1. The super-resolution method for aligning the face image based on the residual back projection neural network is characterized in that: the method comprises the following steps:

step 5, extracting the depth features of the image after channel merging in the step 4, and amplifying the feature map of the low-resolution image to 128 × 128 size by using an iterative back projection mode to obtain a 128 × 128 feature map;

step 6, using convolution kernel size of 12 × 12, step size of 8, filling convolution layer of 2 × 2, and down-sampling 128 × 128 feature map to 16 × 16 size to obtain residual feature map;

step 8, extracting the edge map of the residual iterative back projection obtained in the step 7, and adding the edge map to super-resolution reconstruction to generate an edge map;

and 9, combining the edge image generated in the step 8 with the residual iterative back projection generated in the step 7, generating a final high-resolution face image by using a convolution layer, and performing supervised training by using the high-resolution face label image.

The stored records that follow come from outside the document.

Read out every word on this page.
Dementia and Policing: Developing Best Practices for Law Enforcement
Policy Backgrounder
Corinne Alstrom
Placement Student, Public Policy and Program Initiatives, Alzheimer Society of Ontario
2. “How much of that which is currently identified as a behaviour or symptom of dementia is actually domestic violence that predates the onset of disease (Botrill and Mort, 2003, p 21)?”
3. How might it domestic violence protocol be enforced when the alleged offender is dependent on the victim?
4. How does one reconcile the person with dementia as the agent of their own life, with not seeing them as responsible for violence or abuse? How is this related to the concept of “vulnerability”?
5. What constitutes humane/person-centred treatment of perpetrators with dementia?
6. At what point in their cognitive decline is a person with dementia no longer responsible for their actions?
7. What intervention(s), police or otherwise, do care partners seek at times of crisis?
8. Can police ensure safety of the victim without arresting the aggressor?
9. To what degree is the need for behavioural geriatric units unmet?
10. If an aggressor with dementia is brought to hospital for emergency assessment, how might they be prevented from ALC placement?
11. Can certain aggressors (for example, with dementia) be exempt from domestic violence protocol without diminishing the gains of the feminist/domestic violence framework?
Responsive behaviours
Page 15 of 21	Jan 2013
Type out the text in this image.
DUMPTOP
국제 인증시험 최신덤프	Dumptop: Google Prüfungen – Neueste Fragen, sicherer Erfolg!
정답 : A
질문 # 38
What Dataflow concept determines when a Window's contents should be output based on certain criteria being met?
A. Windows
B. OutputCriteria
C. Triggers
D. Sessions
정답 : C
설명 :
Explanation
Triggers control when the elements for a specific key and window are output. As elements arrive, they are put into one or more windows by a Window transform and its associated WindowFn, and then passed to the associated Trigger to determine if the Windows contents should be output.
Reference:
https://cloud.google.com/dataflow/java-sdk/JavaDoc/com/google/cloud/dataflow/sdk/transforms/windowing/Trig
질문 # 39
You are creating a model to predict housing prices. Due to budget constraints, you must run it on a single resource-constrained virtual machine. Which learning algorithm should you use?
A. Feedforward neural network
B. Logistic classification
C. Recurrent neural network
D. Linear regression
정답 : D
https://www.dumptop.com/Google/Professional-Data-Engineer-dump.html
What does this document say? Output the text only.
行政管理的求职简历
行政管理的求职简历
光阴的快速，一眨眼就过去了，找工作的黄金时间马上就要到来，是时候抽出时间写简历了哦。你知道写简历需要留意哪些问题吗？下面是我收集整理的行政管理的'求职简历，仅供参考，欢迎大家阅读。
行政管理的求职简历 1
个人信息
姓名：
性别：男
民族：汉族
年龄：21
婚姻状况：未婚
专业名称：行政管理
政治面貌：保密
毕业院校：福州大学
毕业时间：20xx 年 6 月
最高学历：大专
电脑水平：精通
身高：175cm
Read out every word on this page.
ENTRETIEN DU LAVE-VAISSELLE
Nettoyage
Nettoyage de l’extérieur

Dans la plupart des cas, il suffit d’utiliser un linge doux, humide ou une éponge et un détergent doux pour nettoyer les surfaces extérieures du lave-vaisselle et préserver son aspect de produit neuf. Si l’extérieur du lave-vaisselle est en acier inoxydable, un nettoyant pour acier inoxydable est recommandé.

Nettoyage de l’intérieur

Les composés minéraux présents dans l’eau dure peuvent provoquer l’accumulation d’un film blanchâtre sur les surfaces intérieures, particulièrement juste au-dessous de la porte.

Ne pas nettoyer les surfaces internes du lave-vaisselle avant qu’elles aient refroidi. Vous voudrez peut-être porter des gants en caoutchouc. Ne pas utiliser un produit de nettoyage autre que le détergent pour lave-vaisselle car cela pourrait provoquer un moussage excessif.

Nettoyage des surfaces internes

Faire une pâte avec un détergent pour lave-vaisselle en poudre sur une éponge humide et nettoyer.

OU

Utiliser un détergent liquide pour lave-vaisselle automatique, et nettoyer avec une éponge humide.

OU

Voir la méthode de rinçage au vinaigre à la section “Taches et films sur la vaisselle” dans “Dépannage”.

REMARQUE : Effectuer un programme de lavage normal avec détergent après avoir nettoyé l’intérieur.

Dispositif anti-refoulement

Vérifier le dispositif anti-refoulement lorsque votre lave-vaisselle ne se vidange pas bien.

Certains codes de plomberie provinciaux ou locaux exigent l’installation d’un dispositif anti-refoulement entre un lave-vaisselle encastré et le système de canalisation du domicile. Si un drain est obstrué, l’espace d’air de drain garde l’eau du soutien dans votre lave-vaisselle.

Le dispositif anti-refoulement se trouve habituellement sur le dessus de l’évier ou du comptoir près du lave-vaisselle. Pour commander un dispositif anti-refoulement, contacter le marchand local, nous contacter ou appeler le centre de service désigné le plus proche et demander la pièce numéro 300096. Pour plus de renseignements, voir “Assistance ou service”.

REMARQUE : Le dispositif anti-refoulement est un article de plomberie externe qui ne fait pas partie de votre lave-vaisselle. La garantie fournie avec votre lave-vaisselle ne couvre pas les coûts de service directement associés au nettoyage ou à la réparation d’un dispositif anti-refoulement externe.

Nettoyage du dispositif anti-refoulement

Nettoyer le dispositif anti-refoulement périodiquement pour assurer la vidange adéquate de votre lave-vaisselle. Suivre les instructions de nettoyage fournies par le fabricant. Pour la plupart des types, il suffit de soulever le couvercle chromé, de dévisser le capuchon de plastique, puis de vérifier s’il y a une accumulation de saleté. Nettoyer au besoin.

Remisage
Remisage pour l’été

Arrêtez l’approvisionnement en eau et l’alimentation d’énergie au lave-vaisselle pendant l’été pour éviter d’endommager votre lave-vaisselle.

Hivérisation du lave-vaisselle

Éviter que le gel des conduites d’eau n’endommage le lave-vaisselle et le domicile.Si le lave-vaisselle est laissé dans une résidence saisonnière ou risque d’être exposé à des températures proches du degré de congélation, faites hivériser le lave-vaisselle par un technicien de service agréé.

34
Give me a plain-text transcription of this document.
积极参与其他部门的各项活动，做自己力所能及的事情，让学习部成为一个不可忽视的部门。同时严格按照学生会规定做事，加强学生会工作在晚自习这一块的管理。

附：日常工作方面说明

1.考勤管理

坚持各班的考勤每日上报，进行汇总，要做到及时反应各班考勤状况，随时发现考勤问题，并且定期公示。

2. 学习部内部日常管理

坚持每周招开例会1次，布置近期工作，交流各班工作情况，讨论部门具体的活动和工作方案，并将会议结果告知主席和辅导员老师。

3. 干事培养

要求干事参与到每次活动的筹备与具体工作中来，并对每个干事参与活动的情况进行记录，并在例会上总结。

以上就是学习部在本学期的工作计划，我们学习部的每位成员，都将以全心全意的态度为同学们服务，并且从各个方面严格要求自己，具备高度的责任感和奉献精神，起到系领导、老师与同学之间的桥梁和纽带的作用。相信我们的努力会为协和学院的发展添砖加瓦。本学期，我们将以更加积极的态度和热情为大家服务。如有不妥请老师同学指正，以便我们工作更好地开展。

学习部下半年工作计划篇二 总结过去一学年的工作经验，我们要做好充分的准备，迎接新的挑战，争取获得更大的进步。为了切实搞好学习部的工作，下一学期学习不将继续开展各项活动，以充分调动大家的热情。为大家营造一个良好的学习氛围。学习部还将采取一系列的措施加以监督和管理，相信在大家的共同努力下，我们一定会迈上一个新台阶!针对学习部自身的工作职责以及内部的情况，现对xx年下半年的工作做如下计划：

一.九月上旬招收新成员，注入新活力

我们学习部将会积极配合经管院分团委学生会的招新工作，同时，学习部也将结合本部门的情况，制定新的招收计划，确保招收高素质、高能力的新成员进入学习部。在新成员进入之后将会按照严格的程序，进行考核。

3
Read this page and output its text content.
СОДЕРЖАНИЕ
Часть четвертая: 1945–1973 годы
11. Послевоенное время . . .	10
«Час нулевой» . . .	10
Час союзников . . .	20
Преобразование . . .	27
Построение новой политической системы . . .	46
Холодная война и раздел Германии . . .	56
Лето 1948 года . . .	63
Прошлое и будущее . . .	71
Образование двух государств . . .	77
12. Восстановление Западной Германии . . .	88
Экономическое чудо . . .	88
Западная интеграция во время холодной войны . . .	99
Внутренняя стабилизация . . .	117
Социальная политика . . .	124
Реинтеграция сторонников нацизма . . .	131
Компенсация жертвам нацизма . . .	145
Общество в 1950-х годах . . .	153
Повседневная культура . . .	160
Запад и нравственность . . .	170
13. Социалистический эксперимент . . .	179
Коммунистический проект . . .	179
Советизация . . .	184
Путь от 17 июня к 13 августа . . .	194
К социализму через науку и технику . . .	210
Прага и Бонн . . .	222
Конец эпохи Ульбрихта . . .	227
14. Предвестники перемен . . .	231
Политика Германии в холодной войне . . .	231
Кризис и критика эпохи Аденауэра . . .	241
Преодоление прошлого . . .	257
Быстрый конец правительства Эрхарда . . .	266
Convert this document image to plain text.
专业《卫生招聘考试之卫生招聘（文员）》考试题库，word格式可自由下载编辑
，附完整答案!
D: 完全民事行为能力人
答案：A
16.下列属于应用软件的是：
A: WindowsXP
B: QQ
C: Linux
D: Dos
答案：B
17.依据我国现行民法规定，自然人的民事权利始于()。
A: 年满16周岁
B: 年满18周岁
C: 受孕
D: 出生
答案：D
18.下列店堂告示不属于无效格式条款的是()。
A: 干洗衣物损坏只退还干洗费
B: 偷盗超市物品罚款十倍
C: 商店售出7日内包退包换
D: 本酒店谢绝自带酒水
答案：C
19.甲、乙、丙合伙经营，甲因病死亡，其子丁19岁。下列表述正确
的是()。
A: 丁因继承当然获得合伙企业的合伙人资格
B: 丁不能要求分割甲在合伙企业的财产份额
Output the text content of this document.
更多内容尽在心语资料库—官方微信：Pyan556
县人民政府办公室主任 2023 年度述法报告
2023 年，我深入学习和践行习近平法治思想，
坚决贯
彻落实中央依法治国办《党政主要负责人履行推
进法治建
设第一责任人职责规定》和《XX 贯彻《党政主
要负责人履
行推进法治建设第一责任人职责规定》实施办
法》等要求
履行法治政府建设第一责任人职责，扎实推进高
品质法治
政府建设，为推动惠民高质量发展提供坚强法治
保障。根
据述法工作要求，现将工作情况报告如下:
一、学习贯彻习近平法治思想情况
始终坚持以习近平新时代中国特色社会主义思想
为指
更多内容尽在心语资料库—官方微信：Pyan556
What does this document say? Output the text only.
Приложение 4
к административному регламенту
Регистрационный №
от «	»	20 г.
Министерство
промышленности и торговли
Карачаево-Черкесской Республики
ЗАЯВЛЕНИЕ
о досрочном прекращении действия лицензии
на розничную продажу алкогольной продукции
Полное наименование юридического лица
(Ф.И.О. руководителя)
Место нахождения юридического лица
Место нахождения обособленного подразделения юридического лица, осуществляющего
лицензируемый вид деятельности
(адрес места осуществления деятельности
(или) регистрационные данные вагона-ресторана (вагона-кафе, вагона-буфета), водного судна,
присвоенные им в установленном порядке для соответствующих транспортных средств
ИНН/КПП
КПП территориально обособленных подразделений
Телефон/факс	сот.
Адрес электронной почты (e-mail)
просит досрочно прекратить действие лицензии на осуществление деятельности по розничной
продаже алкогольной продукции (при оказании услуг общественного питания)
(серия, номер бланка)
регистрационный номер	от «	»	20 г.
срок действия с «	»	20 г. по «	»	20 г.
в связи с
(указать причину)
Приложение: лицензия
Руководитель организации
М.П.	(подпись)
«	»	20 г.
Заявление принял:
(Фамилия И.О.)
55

2. The super-resolution method for aligning face images based on residual back-projection neural network as claimed in claim 1, wherein: in step 1, the size of the face area in the face image is 16 pixels.

3. The super-resolution method for aligning face images based on residual back-projection neural network as claimed in claim 1, wherein: step 5, specifically comprising the following substeps:

step 5.3 magnifies the 64-dimensional features to 128x128 size using a deconvolution layer with convolution kernel size of 12 x12, step size of 8, and padding of 2 x 2, resulting in a 128x128 feature map.

4. The super-resolution method for aligning face images based on residual back-projection neural network as claimed in claim 1, wherein: the residual feature map in step 6 was obtained by using a convolution kernel size of 12 × 12, step size of 8, and filling 2 × 2 convolution layers to down-sample the 128 × 128 feature map to 16 × 16 size, and subtracting the 64-dimensional feature extracted in step 5.2.

5. The super-resolution method for aligning face images based on residual back-projection neural network as claimed in claim 1, wherein: step 8, specifically: extracting residual iterative back-projected edge maps using a 3 x 3 convolution kernel, and using labeled images of the edge maps to supervise the generation of the edge maps.